Par Armelle Héliot le 9 juillet 2009 11h46
Première hier soir des intégrales de trois pièces de l'écrivain libano-canadien Wajdi Mouawad dans la cour d'Honneur du palais des Papes. De 20h mercredi à 7h30 jeudi matin, près de deux mille personnes ont traversé la nuit...et étaient encore dans le bâtiment deux heures plus tard, traînant au petit déjeuner avec les artistes !
"Evidemment, il faut aimer le théâtre. Passer douze heures ou presque, assis à la même place -avec deux entractes, l'un d'une heure quinze, l'autre de trente minutes- paraît exercice douteux à qui ne sait pas que le théâtre est souvent miraculeux et que l'on ne voit pas le temps passer si les histoires que l'on vous raconte sont bien menées...
On se prépare comme on se prépare pour un voyage. Petites laines, voire doudoune, vêtements souples, bonnes chaussures ! Onze/douze heures, c'est Paris-Séoul ? Assis à la même place, mais avec des possibilités d'escapade plus conséquentes que dans le couloir d'un long courrier...
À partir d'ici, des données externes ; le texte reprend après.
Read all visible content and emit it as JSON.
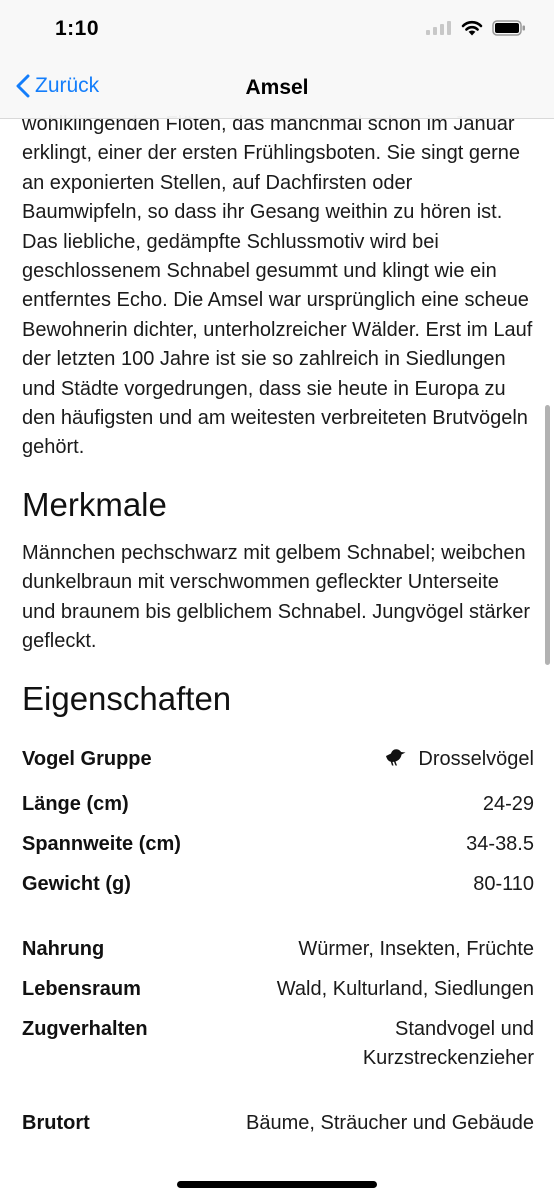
{
  "status_bar": {
    "time": "1:10"
  },
  "nav": {
    "back_label": "Zurück",
    "title": "Amsel"
  },
  "intro_text": "wohlklingenden Flöten, das manchmal schon im Januar erklingt, einer der ersten Frühlingsboten. Sie singt gerne an exponierten Stellen, auf Dachfirsten oder Baumwipfeln, so dass ihr Gesang weithin zu hören ist. Das liebliche, gedämpfte Schlussmotiv wird bei geschlossenem Schnabel gesummt und klingt wie ein entferntes Echo. Die Amsel war ursprünglich eine scheue Bewohnerin dichter, unterholzreicher Wälder. Erst im Lauf der letzten 100 Jahre ist sie so zahlreich in Siedlungen und Städte vorgedrungen, dass sie heute in Europa zu den häufigsten und am weitesten verbreiteten Brutvögeln gehört.",
  "merkmale": {
    "heading": "Merkmale",
    "text": "Männchen pechschwarz mit gelbem Schnabel; weibchen dunkelbraun mit verschwommen gefleckter Unterseite und braunem bis gelblichem Schnabel. Jungvögel stärker gefleckt."
  },
  "eigenschaften": {
    "heading": "Eigenschaften",
    "group1": [
      {
        "label": "Vogel Gruppe",
        "value": "Drosselvögel",
        "icon": "bird-icon"
      },
      {
        "label": "Länge (cm)",
        "value": "24-29"
      },
      {
        "label": "Spannweite (cm)",
        "value": "34-38.5"
      },
      {
        "label": "Gewicht (g)",
        "value": "80-110"
      }
    ],
    "group2": [
      {
        "label": "Nahrung",
        "value": "Würmer, Insekten, Früchte"
      },
      {
        "label": "Lebensraum",
        "value": "Wald, Kulturland, Siedlungen"
      },
      {
        "label": "Zugverhalten",
        "value": "Standvogel und Kurzstreckenzieher"
      }
    ],
    "group3": [
      {
        "label": "Brutort",
        "value": "Bäume, Sträucher und Gebäude"
      }
    ]
  },
  "colors": {
    "accent": "#147efb",
    "bars": "#f8f8f8"
  }
}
Photo de Littoral Agence Wikispectacles avec l'aimable autorisation des photographes
Hier soir, la représentation débutait deux heures plus tôt que d'habitude au palais des Papes. Vingt heures. A Avignon, il faisait encore très chaud et le vent du Nord (pas encore du mistral) qui avait soufflé dans la journée, s'était apaisé. A 20h, la cour était pleine à craquer. Près de 2000 personnes fin prêtes à cette longue traversée de la nuit comme le Festival d' Avignon les aime : ici même, Le Soulier de Satin de Paul Claudel, Les Comédies barbares de Ramon del Valle Inclan ou encore à la carrière de Boulbon Le Mahabharata sont des spectacles entrés dans la légende de par leurs qualités artistiques, mais aussi du fait des nuits partagées, avec leurs anecdotes, leurs histoires.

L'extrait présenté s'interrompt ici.